トキオは何者かによって25区の埠頭にあるボートの中にいた。
記憶はおぼろげであやふやだが、ともかく連れてきた男に女神を探せと言われる。
チャットで”/”なる人物から10万で情報を引き出すが、その”/”は一体何者なんだ……?別の情報屋としての”/”がいるのか、それとも実は生きていたのか、まさかアヤメだったりカムイに近づいたからバビロンの女みたくトキオに憑依した存在なのか。でも外部からメッセージ送ってくるんだから最後の説はないな。

そんなわけで”/”が紹介してくれたのは実瑠という子だった。
カメラは繋がってるけどマイクはオフ。チャットでのみやり取りが出来る。どうやら彼女は女神のパスを知っているようなのだが、選択肢を間違えると聞き出せないのでちょっと厄介。
ただまあ女神のパスを聞き出せたところで、偽のアカウントじゃ入れない。というわけで”/”が夜11時にログインする別人の情報をトキオに渡すのだった。

ただし、複数のアカウントが入室した時点でエラーとなるため、本物の人物ヤギサワには別のところへ行って貰う必要がある。デタラメを伝えるのはある意味トキオの得意技だ。
女神とマイクで通話できるという権利を得たという偽情報に、ヤギサワはまんまと引っかかるのだった……。

そしてトキオに届いた一通のメッセージ。
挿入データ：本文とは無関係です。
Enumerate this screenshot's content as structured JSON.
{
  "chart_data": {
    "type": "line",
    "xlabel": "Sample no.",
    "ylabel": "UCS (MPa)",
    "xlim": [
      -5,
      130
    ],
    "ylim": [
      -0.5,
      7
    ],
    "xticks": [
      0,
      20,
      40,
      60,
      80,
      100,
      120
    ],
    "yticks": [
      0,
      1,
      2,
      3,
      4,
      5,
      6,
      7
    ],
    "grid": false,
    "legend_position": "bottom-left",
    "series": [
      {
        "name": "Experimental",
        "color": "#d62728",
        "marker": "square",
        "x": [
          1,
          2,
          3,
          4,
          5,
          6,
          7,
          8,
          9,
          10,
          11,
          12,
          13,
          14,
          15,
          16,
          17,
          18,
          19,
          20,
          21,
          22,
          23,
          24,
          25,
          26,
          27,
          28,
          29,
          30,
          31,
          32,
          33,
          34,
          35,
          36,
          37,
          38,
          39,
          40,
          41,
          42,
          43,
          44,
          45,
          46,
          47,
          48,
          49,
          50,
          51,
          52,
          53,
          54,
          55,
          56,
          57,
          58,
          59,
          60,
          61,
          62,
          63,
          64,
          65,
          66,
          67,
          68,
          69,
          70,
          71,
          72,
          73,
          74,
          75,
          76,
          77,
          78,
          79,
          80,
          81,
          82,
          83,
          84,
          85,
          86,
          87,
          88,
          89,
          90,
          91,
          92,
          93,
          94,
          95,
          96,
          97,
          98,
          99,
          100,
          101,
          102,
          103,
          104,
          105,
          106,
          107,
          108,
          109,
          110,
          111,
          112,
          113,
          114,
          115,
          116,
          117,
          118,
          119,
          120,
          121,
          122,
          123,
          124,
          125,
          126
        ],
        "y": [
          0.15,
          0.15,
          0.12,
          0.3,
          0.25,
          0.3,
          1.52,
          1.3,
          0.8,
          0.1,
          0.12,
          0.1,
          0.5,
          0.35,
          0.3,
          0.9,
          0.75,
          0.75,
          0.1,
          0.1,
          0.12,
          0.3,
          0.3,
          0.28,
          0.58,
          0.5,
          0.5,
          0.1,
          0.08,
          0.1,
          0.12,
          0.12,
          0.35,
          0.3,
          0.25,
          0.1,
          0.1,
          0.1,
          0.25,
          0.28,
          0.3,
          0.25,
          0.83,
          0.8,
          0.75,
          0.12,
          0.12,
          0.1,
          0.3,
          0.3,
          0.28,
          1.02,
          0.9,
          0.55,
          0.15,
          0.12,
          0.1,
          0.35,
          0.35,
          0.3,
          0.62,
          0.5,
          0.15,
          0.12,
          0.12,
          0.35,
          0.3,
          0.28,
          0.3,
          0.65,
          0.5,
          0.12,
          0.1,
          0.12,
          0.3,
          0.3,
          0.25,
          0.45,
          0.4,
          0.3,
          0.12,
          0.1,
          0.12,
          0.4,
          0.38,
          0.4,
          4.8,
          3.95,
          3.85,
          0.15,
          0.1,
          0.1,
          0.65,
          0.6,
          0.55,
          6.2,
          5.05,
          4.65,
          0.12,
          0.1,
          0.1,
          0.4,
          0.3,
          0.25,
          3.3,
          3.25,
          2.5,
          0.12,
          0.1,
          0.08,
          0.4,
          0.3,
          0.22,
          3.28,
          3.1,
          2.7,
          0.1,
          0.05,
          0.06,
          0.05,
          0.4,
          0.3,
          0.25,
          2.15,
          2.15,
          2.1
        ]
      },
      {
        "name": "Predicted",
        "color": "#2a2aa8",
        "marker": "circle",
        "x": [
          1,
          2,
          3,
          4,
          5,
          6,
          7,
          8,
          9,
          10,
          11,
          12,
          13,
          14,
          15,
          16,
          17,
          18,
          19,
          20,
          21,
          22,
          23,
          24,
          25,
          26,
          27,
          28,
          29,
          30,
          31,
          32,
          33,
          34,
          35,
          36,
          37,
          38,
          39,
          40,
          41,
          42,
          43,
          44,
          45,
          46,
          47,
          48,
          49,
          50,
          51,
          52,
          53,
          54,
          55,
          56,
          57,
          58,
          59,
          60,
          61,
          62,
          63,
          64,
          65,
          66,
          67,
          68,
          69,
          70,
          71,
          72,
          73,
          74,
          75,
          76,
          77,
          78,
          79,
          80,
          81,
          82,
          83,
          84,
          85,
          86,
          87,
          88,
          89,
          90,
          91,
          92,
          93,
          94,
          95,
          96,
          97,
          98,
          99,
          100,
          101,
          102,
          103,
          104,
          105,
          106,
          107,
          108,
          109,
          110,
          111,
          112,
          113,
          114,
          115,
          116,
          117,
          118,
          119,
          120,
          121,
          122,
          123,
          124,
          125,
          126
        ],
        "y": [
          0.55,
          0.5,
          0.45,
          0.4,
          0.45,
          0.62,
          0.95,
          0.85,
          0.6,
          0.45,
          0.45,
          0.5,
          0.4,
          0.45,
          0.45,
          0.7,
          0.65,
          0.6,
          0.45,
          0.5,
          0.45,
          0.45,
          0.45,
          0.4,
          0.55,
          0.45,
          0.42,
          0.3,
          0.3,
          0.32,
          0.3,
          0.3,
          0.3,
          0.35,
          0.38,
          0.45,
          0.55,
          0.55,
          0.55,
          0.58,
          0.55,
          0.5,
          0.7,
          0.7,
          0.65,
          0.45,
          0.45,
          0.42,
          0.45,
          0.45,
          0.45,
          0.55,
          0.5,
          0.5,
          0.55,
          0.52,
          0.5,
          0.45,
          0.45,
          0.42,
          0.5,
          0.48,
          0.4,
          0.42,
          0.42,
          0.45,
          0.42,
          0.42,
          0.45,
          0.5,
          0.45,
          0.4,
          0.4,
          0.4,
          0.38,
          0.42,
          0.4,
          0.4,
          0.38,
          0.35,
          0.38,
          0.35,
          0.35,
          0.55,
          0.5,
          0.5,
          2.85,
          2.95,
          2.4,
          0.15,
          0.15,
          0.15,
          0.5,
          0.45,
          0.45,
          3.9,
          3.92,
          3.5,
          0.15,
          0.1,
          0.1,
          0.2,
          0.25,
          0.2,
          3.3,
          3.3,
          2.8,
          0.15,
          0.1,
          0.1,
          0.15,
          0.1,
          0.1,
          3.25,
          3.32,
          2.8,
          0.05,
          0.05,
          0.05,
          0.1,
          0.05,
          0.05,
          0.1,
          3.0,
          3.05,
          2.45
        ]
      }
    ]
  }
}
差出人はJack。Jackといえば前作でトキオがちょくちょく行っていたバーがJack Hammerだったけど、そこのマスターなんだろうか。ようこそ25区へ、と言う辺り実は25区に引っ越してるのか。いろいろ感の鋭いマスター、好きだったな。

女神の名は未瑠。またミルだ。曰く最初の実琉ともう一人いる美瑠は、女神のコピープログラムらしい。画像もCG。なんだか現代にも同じような仕組みがあるけどな……。
――が、女神は殺される。
ヤギサワは電話をかけてきてこれはサドンデスだという。タワーの住人の中で、次に誰がが死ぬかを当てるゲーム。ヤギサワはその賭けに勝ったというのだ。
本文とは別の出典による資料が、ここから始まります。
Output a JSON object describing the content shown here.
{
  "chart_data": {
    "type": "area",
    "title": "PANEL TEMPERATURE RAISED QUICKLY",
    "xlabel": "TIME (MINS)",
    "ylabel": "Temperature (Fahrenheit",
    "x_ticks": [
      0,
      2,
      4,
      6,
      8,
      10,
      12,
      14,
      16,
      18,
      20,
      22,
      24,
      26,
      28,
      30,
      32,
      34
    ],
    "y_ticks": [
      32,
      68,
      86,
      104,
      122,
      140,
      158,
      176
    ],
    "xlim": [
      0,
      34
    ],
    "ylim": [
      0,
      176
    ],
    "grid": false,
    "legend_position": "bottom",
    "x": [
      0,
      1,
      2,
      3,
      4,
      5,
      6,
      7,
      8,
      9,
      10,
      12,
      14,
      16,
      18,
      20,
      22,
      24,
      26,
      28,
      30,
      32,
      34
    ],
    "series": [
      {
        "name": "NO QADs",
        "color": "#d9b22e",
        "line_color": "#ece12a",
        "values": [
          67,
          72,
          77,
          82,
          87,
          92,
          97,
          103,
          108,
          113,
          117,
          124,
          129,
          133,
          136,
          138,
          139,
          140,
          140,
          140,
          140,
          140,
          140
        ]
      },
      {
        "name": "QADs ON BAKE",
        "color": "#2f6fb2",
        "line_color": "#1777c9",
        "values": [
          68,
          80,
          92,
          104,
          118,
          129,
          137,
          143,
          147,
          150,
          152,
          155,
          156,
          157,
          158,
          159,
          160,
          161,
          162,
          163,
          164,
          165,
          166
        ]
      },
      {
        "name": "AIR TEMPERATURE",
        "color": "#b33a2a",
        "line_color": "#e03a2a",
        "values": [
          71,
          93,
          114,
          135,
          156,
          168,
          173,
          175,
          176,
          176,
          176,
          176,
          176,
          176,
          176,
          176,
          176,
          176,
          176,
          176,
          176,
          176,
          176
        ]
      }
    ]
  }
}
そのサドンデスの中で死んだマンションの住人のリストは、あっさりと”/”から入手できる。

サガワ ツグトシ
イイジマ ケイ
ミウラ マミ
オカバヤシ シンゴ
ナカノ カイト
ケンザキ ヤヨイ
キジマ エツロウ
センザキ ツトム
オオガワラ リエ
ユズキ ミル

最後のユズキミルは、CorrectnessとMatchmakerにも出てきた。サカキが死に、配達屋が暴走したあの事件だ。
そしてトキオはもう一人の美瑠と話をする。
マンションで死んだ9人に共通点はなかったというが、本当はマンションのルールを破った者が順番に殺されていったというのが彼女の突き止めた真相だ。取るに足らない、けれどマンションという集合体で生活するためには守らなければならない幾つものルール。ゴミをきちんと捨てる、共有場所に物を置かない、夜9時以降に楽器を弾かない、部屋で石油ストーブを使わない……。先程殺された女神は、燃えるゴミと燃えないゴミを一緒に捨てていたという。あー、それは大罪。
これだけのことで死ぬのが25区という場所で、それを賭け事にしてエンタメにしてしまうのも25区という場所だ。Machmaker編では語られなかったが、この辺りから配達屋が暴走し始めたのだろうか。